Tag Archives: Timetable Design

Timetable Design

We’ve now entered the “Miscellaneous” section of the Sequencing and Scheduling chapter.

The problem: Timetable Design.  This is problem SS19 in the appendix.

The description: (I’m using the description in the paper by Even, Itai, and Shamir, because I think it’s clearer than G&J’s definition): We’re given a set H (of hours to schedule), a collection of N “teachers”, each teacher is available for some subset of the H hours.  We’re also given a collection of M “Classes”, each class is available to be taught for some subset of the H hours. We’re also given an NxM matrix R of requirements:  Rij is the number of hours teacher i needs to teach class j for.   Can create a function f: TxCxH->{0,1} such that f(t,c,h) is 1 if teacher T is teaching class c at time h (and 0 otherwise)?  The function needs to respect the following rules:

  • If f(i,j,h) is 1, then h is in Ti and Cj  (we only schedule teachers and classes when they’re available)
  • The sum of f(i,j,h) over all h = Rij  (Each teacher teaches each class the number of hours they’re supposed to
  • The sum of f(i,j,h) over all i <= 1  (Each class has at most 1 teacher in each time period)
  • The sum of (i,j,h) over all i <= 1 (Each teacher can only teach 1 class per time slot).

Example:  Suppose H was {1,2,3,4,5}

We have 3 teachers:

  • T1 is available at {1,2,3}
  • T2 is available at {3,4,5}
  • T3 is available at {1,3,5}

..and 3 classes:

  • C1 is available at {2,4}
  • C2 is available at {1,5}
  • C3 is available at {2,3}

If R was:

1 1 0
1 0 1
0 1 1

(Teachers are rows, so T1 needs 1 hour of C1, 1 hour of C2, and none of C3, this won’t be satisfiable, since neither T2 nor T3 can teach C3 during hour 2, and someone has to.  If we change C3 to be available at {2,3,5}, then this becomes satisfiable:

  • T1 can only teach C1 at time 2, and C2 at time 1
  • T2 can only teach C1 at time 4, and C3 can be either time 3 or 5.  Let’s pick 5.
  • T3 can teach C2 at times 1 or 5, but time 1 is taken by T1, so we schedule it at time 5.  Similarly, C3 is available at times 2 and 3, and T3 is also available at time 3, so we can schedule that class then.

Reduction: Even, Itai, and Shamir use 3SAT.  So we’re given a set X of literals (x1 through xl, and the negation ~x1 through ~xl), and a set D of k clauses (D1 through Dk).  Define pi to be the number of times variable i (so the literal xi or the literal ~xi)  shows up in the formula.  Each variable i will get 5*pi classes denoted Ciab, where a runs from 1 to pi, and b runs from 1 to 5.  There will be 3 hours to schedule the classes.   They organize the teachers for the classes in a widget that looks like this (from the paper, p. 693):

The idea is that the diagonal lines are teachers who have to teach the 2 classes connected by the line (So, C12 and C13 for example) and the crosses are the 2 ways they can teach it (so h2 and h3).  The bottom arrows are teachers who can have 3 hours of availability and 3 classes to teach.  Each variable gets pi teachers who teach Cq3 and Cq4 (where q runs from 1 to pi) during h1 and h2.  If Cq3 is taught at time h1, the variable is treated as being set to positive, otherwise, it’s negative.
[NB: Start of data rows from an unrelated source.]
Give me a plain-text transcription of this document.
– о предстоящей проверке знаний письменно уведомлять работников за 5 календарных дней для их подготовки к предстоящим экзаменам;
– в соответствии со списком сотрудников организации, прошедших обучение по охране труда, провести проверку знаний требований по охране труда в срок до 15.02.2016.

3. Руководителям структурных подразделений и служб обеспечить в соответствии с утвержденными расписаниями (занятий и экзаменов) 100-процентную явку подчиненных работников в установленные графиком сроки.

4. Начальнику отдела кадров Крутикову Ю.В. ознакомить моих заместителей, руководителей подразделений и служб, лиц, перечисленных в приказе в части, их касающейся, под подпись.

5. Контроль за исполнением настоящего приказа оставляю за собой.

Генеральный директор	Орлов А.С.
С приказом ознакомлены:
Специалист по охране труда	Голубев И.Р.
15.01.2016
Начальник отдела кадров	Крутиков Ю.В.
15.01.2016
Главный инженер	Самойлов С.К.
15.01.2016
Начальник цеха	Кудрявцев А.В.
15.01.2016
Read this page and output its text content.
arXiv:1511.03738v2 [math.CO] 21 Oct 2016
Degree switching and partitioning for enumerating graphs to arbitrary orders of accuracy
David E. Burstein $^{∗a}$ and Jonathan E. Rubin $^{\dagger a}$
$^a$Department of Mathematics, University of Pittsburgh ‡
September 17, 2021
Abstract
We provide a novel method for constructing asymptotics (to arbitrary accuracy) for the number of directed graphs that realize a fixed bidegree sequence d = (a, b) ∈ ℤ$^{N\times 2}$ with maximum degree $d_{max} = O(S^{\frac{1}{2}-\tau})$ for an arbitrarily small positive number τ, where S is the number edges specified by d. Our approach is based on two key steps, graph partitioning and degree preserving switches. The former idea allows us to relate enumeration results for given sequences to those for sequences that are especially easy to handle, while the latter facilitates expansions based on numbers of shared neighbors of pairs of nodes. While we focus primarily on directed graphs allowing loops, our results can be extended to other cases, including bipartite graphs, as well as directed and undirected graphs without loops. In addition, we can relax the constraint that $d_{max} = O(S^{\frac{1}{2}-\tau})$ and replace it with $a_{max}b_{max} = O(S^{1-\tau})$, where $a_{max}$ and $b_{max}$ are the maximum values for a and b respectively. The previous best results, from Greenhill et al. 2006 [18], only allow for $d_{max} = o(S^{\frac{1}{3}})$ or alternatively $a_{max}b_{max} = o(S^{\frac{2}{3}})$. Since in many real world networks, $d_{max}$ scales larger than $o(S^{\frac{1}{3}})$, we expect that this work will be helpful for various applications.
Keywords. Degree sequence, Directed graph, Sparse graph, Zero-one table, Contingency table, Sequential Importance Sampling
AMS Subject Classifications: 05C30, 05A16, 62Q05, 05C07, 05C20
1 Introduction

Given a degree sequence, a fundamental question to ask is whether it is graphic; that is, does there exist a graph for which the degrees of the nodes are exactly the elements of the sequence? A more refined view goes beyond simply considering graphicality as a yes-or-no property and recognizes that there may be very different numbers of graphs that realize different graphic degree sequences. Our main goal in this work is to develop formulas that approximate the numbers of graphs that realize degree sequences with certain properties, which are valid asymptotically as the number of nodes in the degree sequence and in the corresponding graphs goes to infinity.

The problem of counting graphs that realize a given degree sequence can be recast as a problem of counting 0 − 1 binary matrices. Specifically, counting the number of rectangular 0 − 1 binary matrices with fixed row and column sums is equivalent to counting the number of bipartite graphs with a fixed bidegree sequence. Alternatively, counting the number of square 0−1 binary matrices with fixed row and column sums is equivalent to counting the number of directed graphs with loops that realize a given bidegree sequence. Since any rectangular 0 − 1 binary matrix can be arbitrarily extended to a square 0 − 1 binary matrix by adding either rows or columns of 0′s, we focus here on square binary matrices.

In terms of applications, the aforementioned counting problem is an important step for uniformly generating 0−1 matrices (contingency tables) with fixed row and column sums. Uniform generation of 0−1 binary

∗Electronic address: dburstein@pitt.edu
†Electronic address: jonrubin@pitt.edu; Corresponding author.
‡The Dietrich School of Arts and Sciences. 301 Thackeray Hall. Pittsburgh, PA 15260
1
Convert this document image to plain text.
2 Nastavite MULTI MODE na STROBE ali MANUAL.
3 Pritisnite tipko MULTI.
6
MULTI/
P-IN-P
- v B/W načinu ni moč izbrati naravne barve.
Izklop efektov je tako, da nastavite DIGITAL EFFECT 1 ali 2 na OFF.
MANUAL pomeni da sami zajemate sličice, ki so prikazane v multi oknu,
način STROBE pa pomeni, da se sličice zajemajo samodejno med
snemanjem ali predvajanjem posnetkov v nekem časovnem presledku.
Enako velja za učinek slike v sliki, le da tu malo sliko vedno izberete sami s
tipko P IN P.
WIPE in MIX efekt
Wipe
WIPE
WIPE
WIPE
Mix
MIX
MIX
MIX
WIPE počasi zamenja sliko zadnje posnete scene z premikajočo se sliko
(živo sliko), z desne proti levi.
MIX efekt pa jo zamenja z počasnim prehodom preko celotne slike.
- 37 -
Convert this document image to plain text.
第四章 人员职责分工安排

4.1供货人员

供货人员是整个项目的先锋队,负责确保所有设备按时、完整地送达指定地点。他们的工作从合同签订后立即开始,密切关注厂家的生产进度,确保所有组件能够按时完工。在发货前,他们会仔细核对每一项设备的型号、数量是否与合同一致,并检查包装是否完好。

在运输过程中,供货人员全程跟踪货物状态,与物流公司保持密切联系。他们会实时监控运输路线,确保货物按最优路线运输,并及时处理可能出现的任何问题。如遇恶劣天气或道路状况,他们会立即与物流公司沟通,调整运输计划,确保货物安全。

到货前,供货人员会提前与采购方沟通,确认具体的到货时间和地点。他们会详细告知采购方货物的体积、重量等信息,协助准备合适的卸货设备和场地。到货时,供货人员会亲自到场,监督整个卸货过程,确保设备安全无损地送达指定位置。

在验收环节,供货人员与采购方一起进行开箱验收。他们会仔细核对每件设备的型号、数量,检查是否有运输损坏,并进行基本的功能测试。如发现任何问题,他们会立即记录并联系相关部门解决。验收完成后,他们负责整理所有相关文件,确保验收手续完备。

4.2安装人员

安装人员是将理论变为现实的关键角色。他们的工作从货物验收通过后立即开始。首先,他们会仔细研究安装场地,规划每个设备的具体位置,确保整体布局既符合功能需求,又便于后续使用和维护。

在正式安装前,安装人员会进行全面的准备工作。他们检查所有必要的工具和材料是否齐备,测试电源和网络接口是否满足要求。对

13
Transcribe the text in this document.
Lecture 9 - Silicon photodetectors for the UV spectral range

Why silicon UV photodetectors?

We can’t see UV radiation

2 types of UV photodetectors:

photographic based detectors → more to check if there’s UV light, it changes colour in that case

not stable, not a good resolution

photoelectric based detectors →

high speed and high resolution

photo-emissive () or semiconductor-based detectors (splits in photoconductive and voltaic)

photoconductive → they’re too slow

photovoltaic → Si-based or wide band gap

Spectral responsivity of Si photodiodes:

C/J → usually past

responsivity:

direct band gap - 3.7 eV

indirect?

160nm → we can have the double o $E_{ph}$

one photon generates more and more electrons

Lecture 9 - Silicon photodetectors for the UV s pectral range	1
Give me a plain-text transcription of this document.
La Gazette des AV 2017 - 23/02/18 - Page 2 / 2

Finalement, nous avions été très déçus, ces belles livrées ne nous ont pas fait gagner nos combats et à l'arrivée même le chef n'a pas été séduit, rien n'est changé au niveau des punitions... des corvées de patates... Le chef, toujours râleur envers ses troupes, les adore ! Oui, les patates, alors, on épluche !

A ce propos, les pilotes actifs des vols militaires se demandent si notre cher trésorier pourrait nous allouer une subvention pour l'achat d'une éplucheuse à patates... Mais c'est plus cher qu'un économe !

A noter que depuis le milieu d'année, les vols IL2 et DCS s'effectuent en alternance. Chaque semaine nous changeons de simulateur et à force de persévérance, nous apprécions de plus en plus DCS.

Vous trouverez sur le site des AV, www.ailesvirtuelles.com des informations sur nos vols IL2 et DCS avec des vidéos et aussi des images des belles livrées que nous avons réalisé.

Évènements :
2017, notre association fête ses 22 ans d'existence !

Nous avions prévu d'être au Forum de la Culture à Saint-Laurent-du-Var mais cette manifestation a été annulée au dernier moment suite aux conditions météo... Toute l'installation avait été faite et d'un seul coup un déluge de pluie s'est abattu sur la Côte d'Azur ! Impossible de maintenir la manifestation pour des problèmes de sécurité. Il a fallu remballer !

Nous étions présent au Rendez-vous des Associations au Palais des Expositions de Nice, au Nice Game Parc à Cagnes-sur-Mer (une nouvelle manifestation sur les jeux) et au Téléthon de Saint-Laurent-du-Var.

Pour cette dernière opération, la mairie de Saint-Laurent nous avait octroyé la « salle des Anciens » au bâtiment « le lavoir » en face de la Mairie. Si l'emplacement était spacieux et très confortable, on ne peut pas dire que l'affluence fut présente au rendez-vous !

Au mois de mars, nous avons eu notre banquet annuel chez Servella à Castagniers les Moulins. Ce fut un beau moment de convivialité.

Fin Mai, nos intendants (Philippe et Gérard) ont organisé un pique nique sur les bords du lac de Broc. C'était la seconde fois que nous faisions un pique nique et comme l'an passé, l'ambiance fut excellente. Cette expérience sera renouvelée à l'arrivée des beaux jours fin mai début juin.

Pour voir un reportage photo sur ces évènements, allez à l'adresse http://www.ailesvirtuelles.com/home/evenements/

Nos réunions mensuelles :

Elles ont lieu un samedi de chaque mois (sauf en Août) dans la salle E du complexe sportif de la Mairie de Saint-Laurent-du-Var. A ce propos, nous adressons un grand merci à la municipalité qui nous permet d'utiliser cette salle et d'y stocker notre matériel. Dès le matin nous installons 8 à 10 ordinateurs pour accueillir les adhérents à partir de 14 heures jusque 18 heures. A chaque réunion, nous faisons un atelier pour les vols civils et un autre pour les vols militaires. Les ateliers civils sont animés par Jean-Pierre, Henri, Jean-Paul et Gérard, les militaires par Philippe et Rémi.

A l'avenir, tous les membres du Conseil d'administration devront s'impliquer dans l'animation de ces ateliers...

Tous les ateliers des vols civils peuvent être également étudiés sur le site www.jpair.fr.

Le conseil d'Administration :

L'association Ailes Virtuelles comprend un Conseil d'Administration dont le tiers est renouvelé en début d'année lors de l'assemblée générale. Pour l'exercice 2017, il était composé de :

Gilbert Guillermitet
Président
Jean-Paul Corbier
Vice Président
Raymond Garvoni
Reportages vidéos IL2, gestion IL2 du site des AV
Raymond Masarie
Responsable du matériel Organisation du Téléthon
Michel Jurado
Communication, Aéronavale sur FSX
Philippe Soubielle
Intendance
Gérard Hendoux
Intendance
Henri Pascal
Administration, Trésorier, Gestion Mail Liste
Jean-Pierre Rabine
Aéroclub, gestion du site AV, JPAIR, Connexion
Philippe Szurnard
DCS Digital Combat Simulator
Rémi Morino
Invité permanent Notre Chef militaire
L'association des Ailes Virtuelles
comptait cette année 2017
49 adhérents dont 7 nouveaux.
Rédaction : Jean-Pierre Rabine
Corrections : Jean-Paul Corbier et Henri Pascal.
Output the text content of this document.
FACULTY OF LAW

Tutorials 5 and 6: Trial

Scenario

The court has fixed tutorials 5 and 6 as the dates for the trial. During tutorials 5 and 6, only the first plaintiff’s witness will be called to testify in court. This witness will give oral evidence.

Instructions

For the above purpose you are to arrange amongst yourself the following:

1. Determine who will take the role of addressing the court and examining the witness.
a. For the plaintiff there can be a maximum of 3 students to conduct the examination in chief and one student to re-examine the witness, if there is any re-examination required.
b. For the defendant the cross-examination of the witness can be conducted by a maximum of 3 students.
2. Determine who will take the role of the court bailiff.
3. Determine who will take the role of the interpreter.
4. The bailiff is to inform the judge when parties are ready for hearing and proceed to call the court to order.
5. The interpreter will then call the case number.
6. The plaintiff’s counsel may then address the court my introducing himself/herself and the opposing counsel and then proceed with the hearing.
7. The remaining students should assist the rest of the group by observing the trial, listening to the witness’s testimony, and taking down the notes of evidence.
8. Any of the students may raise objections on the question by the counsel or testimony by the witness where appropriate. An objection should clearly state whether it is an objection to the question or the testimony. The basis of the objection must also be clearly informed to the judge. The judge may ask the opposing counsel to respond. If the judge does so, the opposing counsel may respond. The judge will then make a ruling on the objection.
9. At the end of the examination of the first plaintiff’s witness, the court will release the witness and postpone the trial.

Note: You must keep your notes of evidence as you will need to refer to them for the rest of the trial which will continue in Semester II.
We then need to add more jobs to make sure that we make one literal true in each clause.  This is done by creating a teacher with 3 classes (one for each literal in the clause).  If the literal is the qth occurrence of literal xi, the teacher is assigned to class Ciq2 if the literal is true, and Ciq5 if the literal is false.

If there is a satisfiable solution to the SAT instance, the literal that makes each clause true will define a way to set the teacher at time h1 and h2, and that starts a chain reaction that schedules everything.

If there is a feasible timetable, we look at the Ciq3 and Ciq4 classes to see how we have allocated the teachers to those tasks, which tells us how to set the variables to make each clause true.

Difficulty: 9.  I’m having a hard time following all of the classes and teachers here.  I wonder if there is a much easier way to do this if we reduce from some other problem.